Он любил частенько повторять: «Учись хорошо, Аркаша, а иначе будешь как все, – тогда будет очень плохо. Мы в России живем. Вот я расскажу тебе историю про твоего дядьку. Он таки закончил стараниями матери университет, но сейчас торгует книгами в Одессе. А почему, спрашивается? Он хотел быть как все, хотел ничем не отличаться от других и в итоге стал никем...». Дальше начиналась длинная история дяди, которая навязла на зубах у всех.
Аркаша не вполне понимал, зачем ему нужна консерватория, но других мыслей по поводу своего будущего у него не было. Разве что в третьем классе, узнав на уроках природоведения о том, как высевается пшеница, ему захотелось стать агрономом. Рассказав об этом дома за обедом, он здорово рассмешил всю семью, и даже бабушка Ида, почти никогда не смеявшаяся, хохотала от души во все горло. Больше всех смеялся отец, приговаривая: «Надо же, это беспрецедентно – простой советский агроном с фамилией Гольденвейзер, держите меня, а то я поперхнусь!».
Нельзя сказать, чтобы музыка ему не нравилась, – она вызывала некоторые эмоции, но не так, чтобы захватить целиком все его существо. Уже учась в Консерватории на первых курсах, он понял, что никогда ему не стать выдающимся музыкантом. На курсе было столько талантливых ребят, которые буквально жили музыкой, что отсутствие у него такой страсти закрывало ему дорогу на пути к первой скрипке.
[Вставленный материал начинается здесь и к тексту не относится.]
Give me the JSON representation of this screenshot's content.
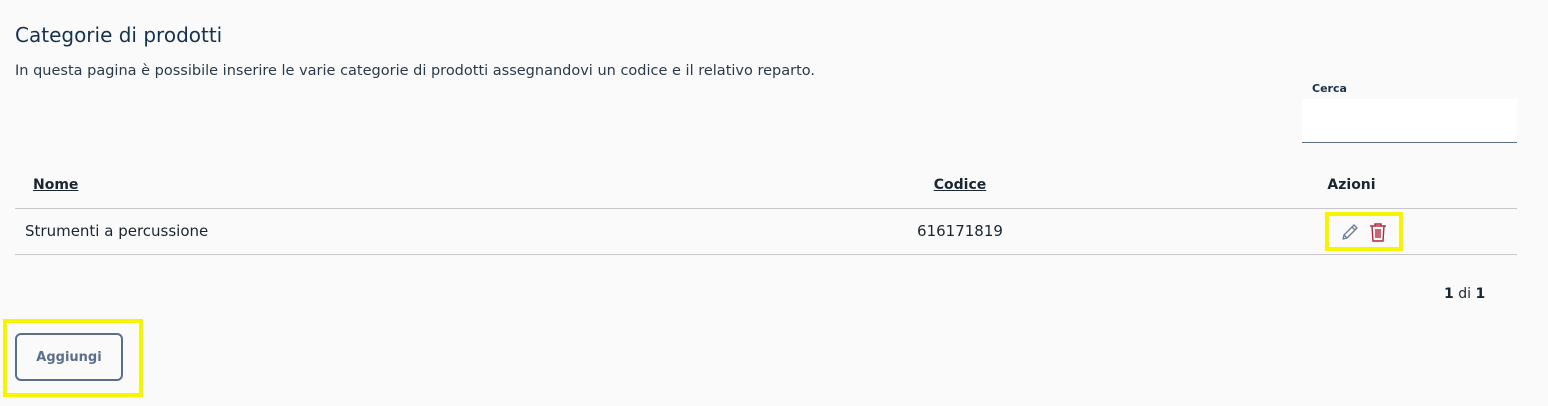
{
  "page": {
    "title": "Categorie di prodotti",
    "description": "In questa pagina è possibile inserire le varie categorie di prodotti assegnandovi un codice e il relativo reparto."
  },
  "search": {
    "label": "Cerca",
    "value": "",
    "placeholder": ""
  },
  "table": {
    "headers": {
      "nome": "Nome",
      "codice": "Codice",
      "azioni": "Azioni"
    },
    "rows": [
      {
        "nome": "Strumenti a percussione",
        "codice": "616171819",
        "actions": [
          "pencil-icon",
          "trash-icon"
        ]
      }
    ]
  },
  "pagination": {
    "current": "1",
    "separator": "di",
    "total": "1"
  },
  "add_button": {
    "label": "Aggiungi"
  },
  "colors": {
    "edit_icon": "#6e7f95",
    "delete_icon": "#b3263f",
    "highlight": "#f5f500",
    "button_border": "#5b6f8c"
  }
}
Он прилежно разучивал все задания, был техничен – скрипка давалась ему легко, если учесть, сколько трудолюбия и лет он потратил на нее. Можно сказать, что скрипка после многолетних мучений, ответила ему взаимностью. Но никогда он не мог потерять из-за музыки голову, погрузиться в какой-то необычайный экстаз, когда все вокруг теряет свои очертания, весь мир словно бы исчезает из поля зрения, и земля уходит из-под ног, – остается одна только музыка, и ничего больше. Вдохновение посещало его, но он не мог в этот момент уплыть в неведомое до такой степени, чтобы можно было забыть о нотах, о сложных пассажах, о публике. Он стал хорошим музыкантом, но солиста из него не вышло.
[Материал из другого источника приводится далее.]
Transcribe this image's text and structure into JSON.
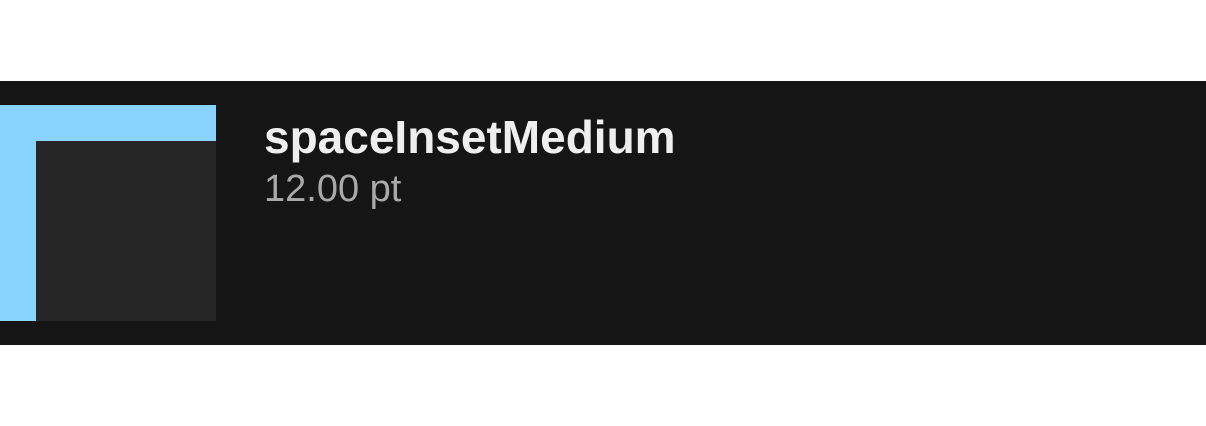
{
  "token": {
    "name": "spaceInsetMedium",
    "value": "12.00 pt",
    "value_points": 12
  },
  "colors": {
    "inset_highlight": "#89d3ff",
    "content_fill": "#262626",
    "row_background": "#151515"
  }
}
Проработав более двадцати лет в оркестре, играя небольшие и несложные партии, он был вполне доволен своей судьбой. Потом ему предложили преподавательскую нагрузку в местной музыкальной школе рядом с домом. Он вел не только класс скрипки, но также по субботним дням и уроки сольфеджио.
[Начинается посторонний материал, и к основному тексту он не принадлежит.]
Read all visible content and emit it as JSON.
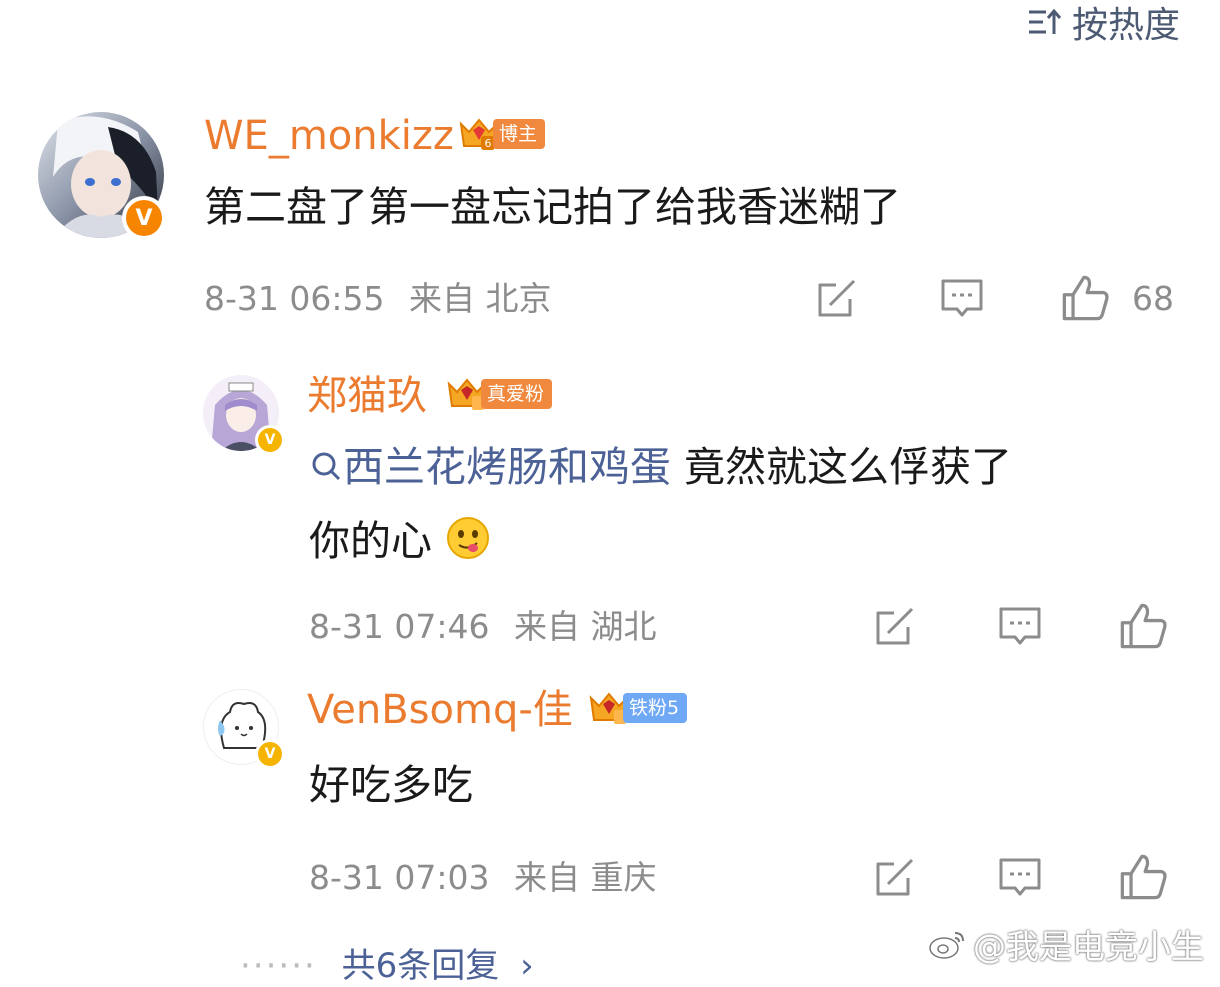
{
  "sort": {
    "label": "按热度"
  },
  "comment": {
    "username": "WE_monkizz",
    "badge": "博主",
    "badge_level": "6",
    "text": "第二盘了第一盘忘记拍了给我香迷糊了",
    "time": "8-31 06:55",
    "location": "来自 北京",
    "likes": "68"
  },
  "replies": [
    {
      "username": "郑猫玖",
      "badge": "真爱粉",
      "topic": "西兰花烤肠和鸡蛋",
      "text_after_topic": " 竟然就这么俘获了",
      "text_line2": "你的心",
      "emoji": "drooling-face",
      "time": "8-31 07:46",
      "location": "来自 湖北"
    },
    {
      "username": "VenBsomq-佳",
      "badge": "铁粉5",
      "text": "好吃多吃",
      "time": "8-31 07:03",
      "location": "来自 重庆"
    }
  ],
  "more_replies": "共6条回复",
  "watermark": "@我是电竞小生",
  "colors": {
    "username": "#eb7b2f",
    "topic": "#4c6196",
    "meta": "#8c8c8c",
    "verified_orange": "#f78500",
    "verified_yellow": "#f5b400",
    "badge_orange": "#f0883e",
    "badge_blue": "#6fa8f5"
  }
}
Все было бы хорошо, если бы не одно но. У Аркадия Семеновича, как это ни печально, в последние годы не складывалась семейная жизнь. В молодости родители сосватали ему одну девушку, с которой они были знакомы с детства. Достаточно рано их поженили, через год родился сын. Нельзя сказать, что он не любил ее. Она была прекрасной хозяйкой, домовитой и умной, во всем помогала ему, воспитала прекрасного сына – в общем, она была настоящим другом, с которым уверенно глядишь в завтрашний день. С детства они настолько привыкли друг к другу, что не представляли себе другой жизни порознь. Однако спустя тридцать лет совместной жизни, когда в стране пал железный занавес и стало сразу все можно, супротив тому, что было все нельзя, его супруга повела себя решительно непонятным для него образом. Связавшись с его старым знакомым из оркестра, она развелась с Аркадием и уехала жить в Израиль. Позднее выяснилось, что она давным-давно состояла в связи с этим так называемым товарищем и все не решалась разрушить законные узы брака.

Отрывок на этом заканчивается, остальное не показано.